Dyson coined the phrase, "That's what speed do," and Pence here personified it. He is the furthest thing from a graceful runner, arms and legs paroxysmal, his face goofy with effort, but he burns from home to first fast enough to get in the heads of all the Royals.

Hunter Pence was clocked going from home to first at more than 21 mph. (AP photo)
Hunter Pence was clocked going from home to first at more than 21 mph. (AP photo)

"You can draw so many things – ifs, ands, wheres, whys – to figure out if Esky would've gotten that ball and turned two," Royals third baseman Mike Moustakas said. "That was Hunter Pence who hit it. He plays the game hard. There's no telling if you turn that ball, either. I think the call was right, and we did a good job of executing it.

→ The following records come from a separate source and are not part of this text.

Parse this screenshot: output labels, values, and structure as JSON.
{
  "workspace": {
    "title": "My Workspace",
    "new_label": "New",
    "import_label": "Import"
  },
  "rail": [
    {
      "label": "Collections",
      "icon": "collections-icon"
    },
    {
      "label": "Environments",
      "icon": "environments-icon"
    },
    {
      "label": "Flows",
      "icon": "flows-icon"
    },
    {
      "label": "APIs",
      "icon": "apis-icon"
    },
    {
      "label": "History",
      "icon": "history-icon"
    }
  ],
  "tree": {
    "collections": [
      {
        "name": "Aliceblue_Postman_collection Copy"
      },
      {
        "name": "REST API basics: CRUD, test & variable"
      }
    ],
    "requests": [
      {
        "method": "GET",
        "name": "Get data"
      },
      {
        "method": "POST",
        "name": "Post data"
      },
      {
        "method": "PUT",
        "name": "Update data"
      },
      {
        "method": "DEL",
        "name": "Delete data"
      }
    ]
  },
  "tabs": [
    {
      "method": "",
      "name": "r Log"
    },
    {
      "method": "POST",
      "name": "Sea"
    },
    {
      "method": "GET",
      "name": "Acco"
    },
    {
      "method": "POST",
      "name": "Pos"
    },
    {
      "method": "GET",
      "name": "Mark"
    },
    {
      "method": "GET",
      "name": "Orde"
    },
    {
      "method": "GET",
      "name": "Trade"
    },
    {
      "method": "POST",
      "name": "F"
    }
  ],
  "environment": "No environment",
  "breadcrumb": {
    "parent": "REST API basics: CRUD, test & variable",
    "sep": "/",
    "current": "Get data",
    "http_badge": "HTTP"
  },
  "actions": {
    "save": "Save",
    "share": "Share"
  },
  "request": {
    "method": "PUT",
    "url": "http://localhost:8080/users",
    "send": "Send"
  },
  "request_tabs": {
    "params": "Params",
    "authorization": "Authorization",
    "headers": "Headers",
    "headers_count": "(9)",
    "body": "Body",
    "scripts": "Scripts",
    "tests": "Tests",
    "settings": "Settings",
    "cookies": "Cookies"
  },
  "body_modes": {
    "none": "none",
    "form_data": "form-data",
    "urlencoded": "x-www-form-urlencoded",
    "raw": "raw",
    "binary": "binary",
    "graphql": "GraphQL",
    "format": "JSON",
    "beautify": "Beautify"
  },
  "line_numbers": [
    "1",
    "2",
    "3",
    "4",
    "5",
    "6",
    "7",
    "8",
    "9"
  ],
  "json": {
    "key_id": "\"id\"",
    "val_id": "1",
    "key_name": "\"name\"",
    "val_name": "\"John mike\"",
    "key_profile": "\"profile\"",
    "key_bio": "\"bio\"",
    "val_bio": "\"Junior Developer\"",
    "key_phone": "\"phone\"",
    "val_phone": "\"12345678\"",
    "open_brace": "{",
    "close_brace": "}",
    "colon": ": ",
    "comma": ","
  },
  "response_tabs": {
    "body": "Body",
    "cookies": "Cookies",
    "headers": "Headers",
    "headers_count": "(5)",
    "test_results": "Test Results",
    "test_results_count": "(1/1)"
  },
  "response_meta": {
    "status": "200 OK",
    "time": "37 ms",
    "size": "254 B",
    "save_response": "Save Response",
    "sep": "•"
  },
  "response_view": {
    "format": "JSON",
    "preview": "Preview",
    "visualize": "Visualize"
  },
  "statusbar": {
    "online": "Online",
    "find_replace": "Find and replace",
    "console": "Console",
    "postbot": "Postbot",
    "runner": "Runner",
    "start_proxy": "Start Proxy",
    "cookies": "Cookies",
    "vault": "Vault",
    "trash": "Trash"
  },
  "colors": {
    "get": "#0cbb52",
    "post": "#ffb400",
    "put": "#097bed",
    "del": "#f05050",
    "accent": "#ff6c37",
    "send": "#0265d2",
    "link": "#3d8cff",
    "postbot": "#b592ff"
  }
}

We just didn't get out of that inning."

On the next pitch, Sandoval pounded a Finnegan sinker into center field, plating two runs. Brandon Belt added a single that scored Pence, the Giants followed in the seventh inning with a four-spot and a 4-1 Royals lead evaporated amid an onslaught of 10 unanswered runs.

Whether Escobar trying to turn a double play would have stanched the flow is, and always will be, the sort of discussion with no answer. He thinks about it anyway, thinks long and hard, because this decision ultimately was his. If Escobar believed he could have turned a double play, he would have fired the ball toward Infante without hesitation. His instincts said no, and the second a shortstop starts doubting his instincts, he might as well burn his glove.

For whatever it's worth, his counterpart agreed with his choice. Brandon Crawford, the Giants' shortstop who shares Escobar's savoir-faire in the field, said: "All depends on how it's hit. You kind of know beforehand that if it's hit to your left and you have a shot at getting two, you go for two. And if it's right at you or to your right, with a guy who runs like Hunter, you go home."

So home he went, Salvador Perez stepping on the plate, umpire Hunter Wendelstedt punching an out, Finnegan getting a chance to work out of the jam. When Sandoval's hit landed in center, Escobar slumped over. He knew second-guessing did no good, knew that everything – Pence's speed, the depth at which he stood, Infante's angle and shoulder health, where the ball was hit – conspired against him turning two.

He knew all that, and still. Two hours later, as he wrapped up explaining why he did what he did, Escobar considered it one more time.

"Maybe," he said. "Maybe I could get a double play."